Chassée de chez elle par les flammes à Corbère, elle passe cinq jours dans une salle municipale : "Je n’ai pas fermé l’œil"

# Chassée de chez elle par les flammes à Corbère, elle passe cinq jours dans une salle municipale : "Je n'ai pas fermé l'œil" Évacuée en urgence dimanche en rai
# Chassée de chez elle par les flammes à Corbère, elle passe cinq jours dans une salle municipale : "Je n'ai pas fermé l'œil"
Évacuée en urgence dimanche en raison de l'incendie qui a ravagé une partie des Pyrénées-Orientales, Michèle, 61 ans, a pu retrouver son domicile de Corbère ce mercredi. Hébergée pendant cinq jours dans une salle municipale, elle témoigne d'une expérience traumatisante marquée par l'angoisse et l'incertitude.
## Une évacuation sous la menace des flammes
Selon des informations rapportées par Midi Libre, l'incendie qui a touché le secteur de Corbère, dans les Pyrénées-Orientales, a contraint plusieurs habitants à quitter leur domicile dans l'urgence. Michèle, une sexagénaire habitant la commune, a été évacuée dimanche dernier alors que les flammes se rapprochaient dangereusement de sa maison. "Je n'ai pas fermé l'œil", confie-t-elle, décrivant cinq nuits passées dans une salle municipale transformée en centre d'hébergement d'urgence. Les autorités locales avaient activé le dispositif communal de gestion de crise, prévoyant notamment la mise à disposition de locaux pour accueillir les sinistrés.

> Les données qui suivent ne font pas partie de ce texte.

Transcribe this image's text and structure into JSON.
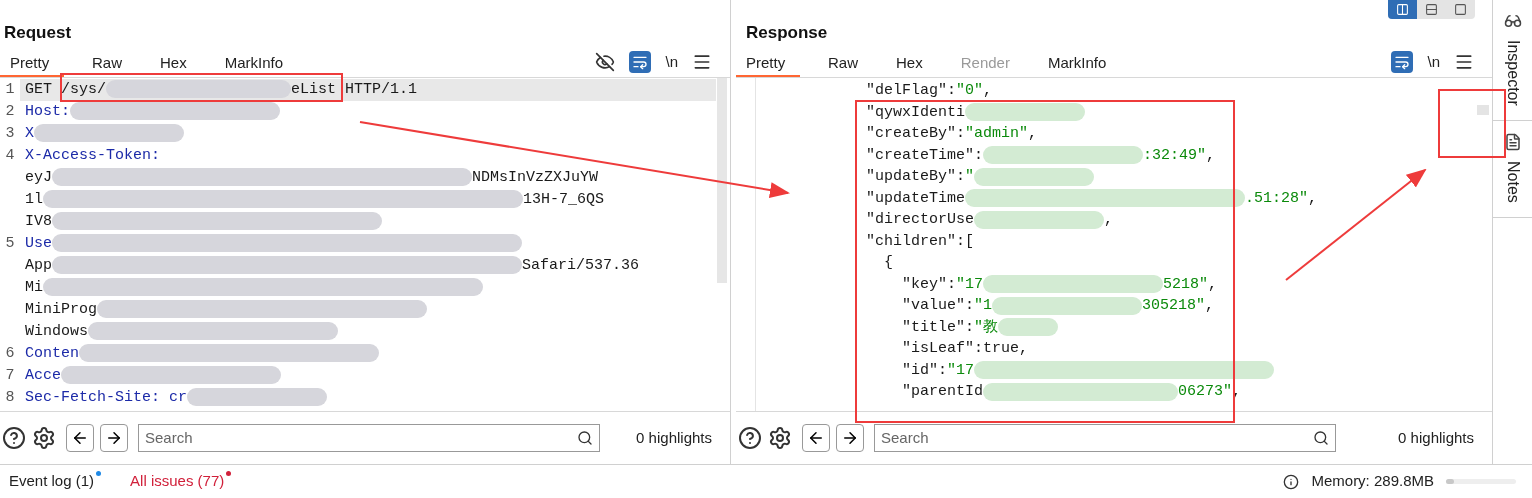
{
  "request": {
    "title": "Request",
    "tabs": [
      {
        "label": "Pretty",
        "selected": true,
        "disabled": false
      },
      {
        "label": "Raw",
        "selected": false,
        "disabled": false
      },
      {
        "label": "Hex",
        "selected": false,
        "disabled": false
      },
      {
        "label": "MarkInfo",
        "selected": false,
        "disabled": false
      }
    ],
    "toolbar": {
      "newline": "\\n"
    },
    "lines": [
      {
        "number": "1",
        "highlighted": true,
        "segments": [
          {
            "kind": "plain",
            "text": "GET /sys/"
          },
          {
            "kind": "blur"
          },
          {
            "kind": "plain",
            "text": "eList HTTP/1.1"
          }
        ]
      },
      {
        "number": "2",
        "highlighted": false,
        "segments": [
          {
            "kind": "key",
            "text": "Host:"
          },
          {
            "kind": "blur"
          }
        ]
      },
      {
        "number": "3",
        "highlighted": false,
        "segments": [
          {
            "kind": "key",
            "text": "X"
          },
          {
            "kind": "blur"
          }
        ]
      },
      {
        "number": "4",
        "highlighted": false,
        "segments": [
          {
            "kind": "key",
            "text": "X-Access-Token:"
          }
        ]
      },
      {
        "highlighted": false,
        "segments": [
          {
            "kind": "plain",
            "text": "eyJ"
          },
          {
            "kind": "blur"
          },
          {
            "kind": "plain",
            "text": "NDMsInVzZXJuYW"
          }
        ]
      },
      {
        "highlighted": false,
        "segments": [
          {
            "kind": "plain",
            "text": "1l"
          },
          {
            "kind": "blur"
          },
          {
            "kind": "plain",
            "text": "13H-7_6QS"
          }
        ]
      },
      {
        "highlighted": false,
        "segments": [
          {
            "kind": "plain",
            "text": "IV8"
          },
          {
            "kind": "blur"
          }
        ]
      },
      {
        "number": "5",
        "highlighted": false,
        "segments": [
          {
            "kind": "key",
            "text": "Use"
          },
          {
            "kind": "blur"
          }
        ]
      },
      {
        "highlighted": false,
        "segments": [
          {
            "kind": "plain",
            "text": "App"
          },
          {
            "kind": "blur"
          },
          {
            "kind": "plain",
            "text": "Safari/537.36"
          }
        ]
      },
      {
        "highlighted": false,
        "segments": [
          {
            "kind": "plain",
            "text": "Mi"
          },
          {
            "kind": "blur"
          }
        ]
      },
      {
        "highlighted": false,
        "segments": [
          {
            "kind": "plain",
            "text": "MiniProg"
          },
          {
            "kind": "blur"
          }
        ]
      },
      {
        "highlighted": false,
        "segments": [
          {
            "kind": "plain",
            "text": "Windows"
          },
          {
            "kind": "blur"
          }
        ]
      },
      {
        "number": "6",
        "highlighted": false,
        "segments": [
          {
            "kind": "key",
            "text": "Conten"
          },
          {
            "kind": "blur"
          }
        ]
      },
      {
        "number": "7",
        "highlighted": false,
        "segments": [
          {
            "kind": "key",
            "text": "Acce"
          },
          {
            "kind": "blur"
          }
        ]
      },
      {
        "number": "8",
        "highlighted": false,
        "segments": [
          {
            "kind": "key",
            "text": "Sec-Fetch-Site: cr"
          },
          {
            "kind": "blur"
          }
        ]
      }
    ],
    "search": {
      "placeholder": "Search",
      "highlights": "0 highlights"
    }
  },
  "response": {
    "title": "Response",
    "layout_buttons": [
      {
        "selected": true
      },
      {
        "selected": false
      },
      {
        "selected": false
      }
    ],
    "tabs": [
      {
        "label": "Pretty",
        "selected": true,
        "disabled": false
      },
      {
        "label": "Raw",
        "selected": false,
        "disabled": false
      },
      {
        "label": "Hex",
        "selected": false,
        "disabled": false
      },
      {
        "label": "Render",
        "selected": false,
        "disabled": true
      },
      {
        "label": "MarkInfo",
        "selected": false,
        "disabled": false
      }
    ],
    "toolbar": {
      "newline": "\\n"
    },
    "lines": [
      {
        "segments": [
          {
            "kind": "key",
            "text": "\"delFlag\":"
          },
          {
            "kind": "str",
            "text": "\"0\""
          },
          {
            "kind": "plain",
            "text": ","
          }
        ]
      },
      {
        "segments": [
          {
            "kind": "key",
            "text": "\"qywxIdenti"
          },
          {
            "kind": "blur"
          }
        ]
      },
      {
        "segments": [
          {
            "kind": "key",
            "text": "\"createBy\":"
          },
          {
            "kind": "str",
            "text": "\"admin\""
          },
          {
            "kind": "plain",
            "text": ","
          }
        ]
      },
      {
        "segments": [
          {
            "kind": "key",
            "text": "\"createTime\":"
          },
          {
            "kind": "blur"
          },
          {
            "kind": "str",
            "text": ":32:49\""
          },
          {
            "kind": "plain",
            "text": ","
          }
        ]
      },
      {
        "segments": [
          {
            "kind": "key",
            "text": "\"updateBy\":"
          },
          {
            "kind": "str",
            "text": "\""
          },
          {
            "kind": "blur"
          }
        ]
      },
      {
        "segments": [
          {
            "kind": "key",
            "text": "\"updateTime"
          },
          {
            "kind": "blur"
          },
          {
            "kind": "str",
            "text": ".51:28\""
          },
          {
            "kind": "plain",
            "text": ","
          }
        ]
      },
      {
        "segments": [
          {
            "kind": "key",
            "text": "\"directorUse"
          },
          {
            "kind": "blur"
          },
          {
            "kind": "plain",
            "text": ","
          }
        ]
      },
      {
        "segments": [
          {
            "kind": "key",
            "text": "\"children\":"
          },
          {
            "kind": "plain",
            "text": "["
          }
        ],
        "children": [
          {
            "segments": [
              {
                "kind": "plain",
                "text": "{"
              }
            ],
            "children": [
              {
                "segments": [
                  {
                    "kind": "key",
                    "text": "\"key\":"
                  },
                  {
                    "kind": "str",
                    "text": "\"17"
                  },
                  {
                    "kind": "blur"
                  },
                  {
                    "kind": "str",
                    "text": "5218\""
                  },
                  {
                    "kind": "plain",
                    "text": ","
                  }
                ]
              },
              {
                "segments": [
                  {
                    "kind": "key",
                    "text": "\"value\":"
                  },
                  {
                    "kind": "str",
                    "text": "\"1"
                  },
                  {
                    "kind": "blur"
                  },
                  {
                    "kind": "str",
                    "text": "305218\""
                  },
                  {
                    "kind": "plain",
                    "text": ","
                  }
                ]
              },
              {
                "segments": [
                  {
                    "kind": "key",
                    "text": "\"title\":"
                  },
                  {
                    "kind": "str",
                    "text": "\"教"
                  },
                  {
                    "kind": "blur"
                  }
                ]
              },
              {
                "segments": [
                  {
                    "kind": "key",
                    "text": "\"isLeaf\":"
                  },
                  {
                    "kind": "plain",
                    "text": "true,"
                  }
                ]
              },
              {
                "segments": [
                  {
                    "kind": "key",
                    "text": "\"id\":"
                  },
                  {
                    "kind": "str",
                    "text": "\"17"
                  },
                  {
                    "kind": "blur"
                  }
                ]
              },
              {
                "segments": [
                  {
                    "kind": "key",
                    "text": "\"parentId"
                  },
                  {
                    "kind": "blur"
                  },
                  {
                    "kind": "str",
                    "text": "06273\""
                  },
                  {
                    "kind": "plain",
                    "text": ","
                  }
                ]
              }
            ]
          }
        ]
      }
    ],
    "search": {
      "placeholder": "Search",
      "highlights": "0 highlights"
    }
  },
  "side_tabs": [
    {
      "label": "Inspector",
      "kind": "inspector"
    },
    {
      "label": "Notes",
      "kind": "notes"
    }
  ],
  "status_bar": {
    "event_log": "Event log (1)",
    "all_issues": "All issues (77)",
    "memory": "Memory: 289.8MB",
    "memory_level": {
      "level": 0.12
    }
  }
}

## Des conditions d'hébergement précaires
Durant ces cinq jours, Michèle a partagé l'espace avec d'autres sinistrés dans une salle municipale de Corbère. Les conditions, bien que fonctionnelles, n'offraient que peu d'intimité et de confort. "C'était très difficile de trouver le sommeil", explique-t-elle, évoquant le bruit ambiant et l'inquiétude permanente pour son habitation. Selon des sources locales, plusieurs familles ont été hébergées dans des conditions similaires, les services municipaux ayant dû s'adapter rapidement à l'afflux de personnes déplacées. Les associations caritatives locales ont également apporté leur soutien, distribuant des repas et des produits de première nécessité.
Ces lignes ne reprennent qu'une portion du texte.